Adaptation climatique, la FNAB demande une meilleure prise en compte de la bio
Paris, le 30/07/2026. Les événements climatiques estivaux nous rappellent qu’il est urgent d’opérer la transition vers un modèle agricole à la fois sobre et résilient. Face au caractère exceptionnel du phénomène, les fermes biologiques vont subir, comme le reste du secteur agricole, de lourdes pertes. Pourtant, ces fermes sont à la fois mal prises en compte dans les mécanismes d’indemnisation mais aussi dans les dispositifs d’adaptation, alors même qu’elles constituent une solution à la transition du système agricole et à son atténuation.

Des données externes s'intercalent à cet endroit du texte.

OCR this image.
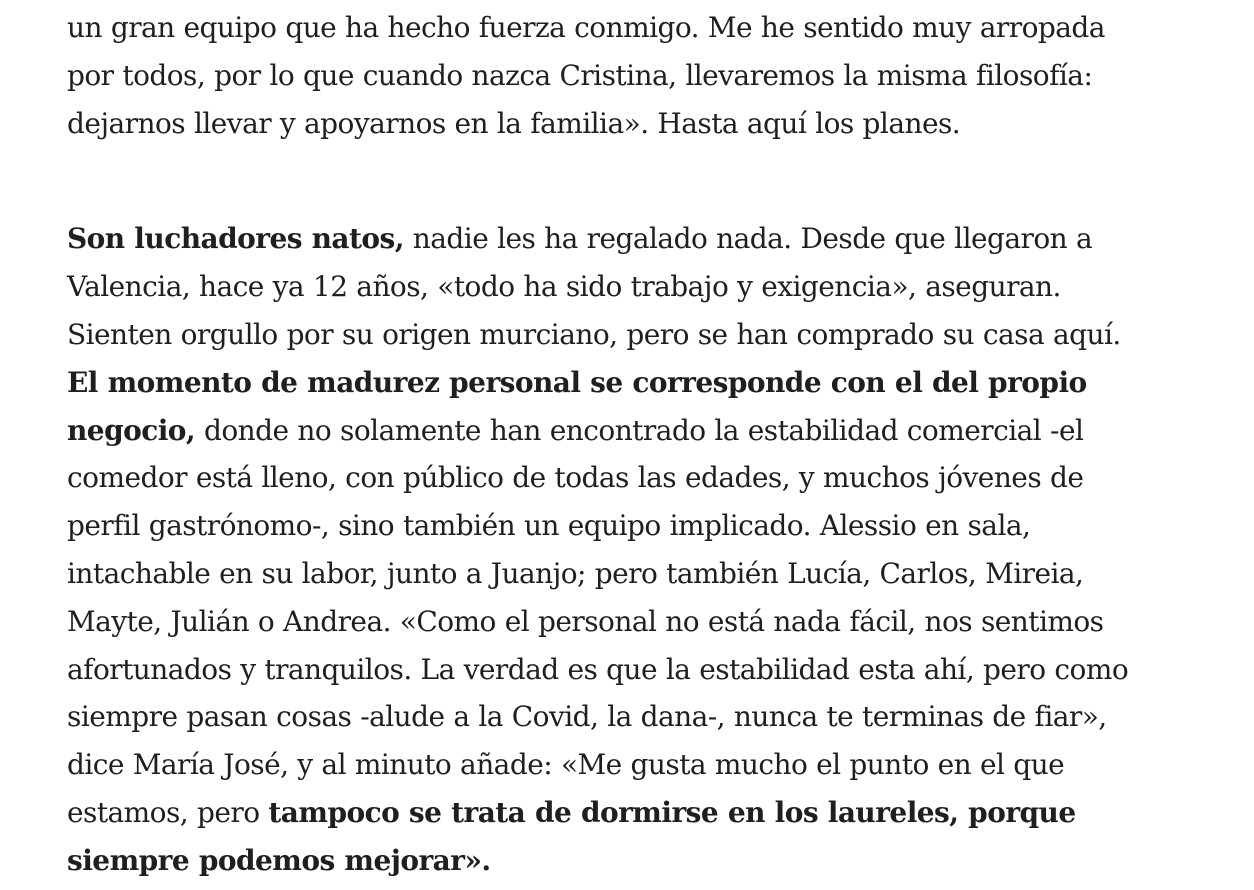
un gran equipo que ha hecho fuerza conmigo. Me he sentido muy arropada
por todos, por lo que cuando nazca Cristina, llevaremos la misma filosofía:
dejarnos llevar y apoyarnos en la familia». Hasta aquí los planes.

Son luchadores natos, nadie les ha regalado nada. Desde que llegaron a
Valencia, hace ya 12 años, «todo ha sido trabajo y exigencia», aseguran.
Sienten orgullo por su origen murciano, pero se han comprado su casa aquí.
El momento de madurez personal se corresponde con el del propio
negocio, donde no solamente han encontrado la estabilidad comercial -el
comedor está lleno, con público de todas las edades, y muchos jóvenes de
perfil gastrónomo-, sino también un equipo implicado. Alessio en sala,
intachable en su labor, junto a Juanjo; pero también Lucía, Carlos, Mireia,
Mayte, Julián o Andrea. «Como el personal no está nada fácil, nos sentimos
afortunados y tranquilos. La verdad es que la estabilidad esta ahí, pero como
siempre pasan cosas -alude a la Covid, la dana-, nunca te terminas de fiar»,
dice María José, y al minuto añade: «Me gusta mucho el punto en el que
estamos, pero tampoco se trata de dormirse en los laureles, porque
siempre podemos mejorar».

Les futurs plans d’urgence devront intégrer la bio
Il faudra attendre plusieurs mois pour mesurer combien les filières agricoles auront été affectées, mais nous savons déjà que la situation est grave. Par exemple, les jeunes arbres sont desséchés, certaines fleurs avortent spontanément, la grêle a ravagé des vignobles, la ponte des œufs diminue. De plus, cette période engendre des surcoûts en termes d’horaires de travail et pertes matérielles. Des voix s’élèvent pour demander des plans de soutien exceptionnels. En étant plus diversifiées, en moyenne de plus petite taille et tournées vers les circuits courts, les fermes bio ne correspondent généralement pas aux critères des dispositifs d’indemnisation.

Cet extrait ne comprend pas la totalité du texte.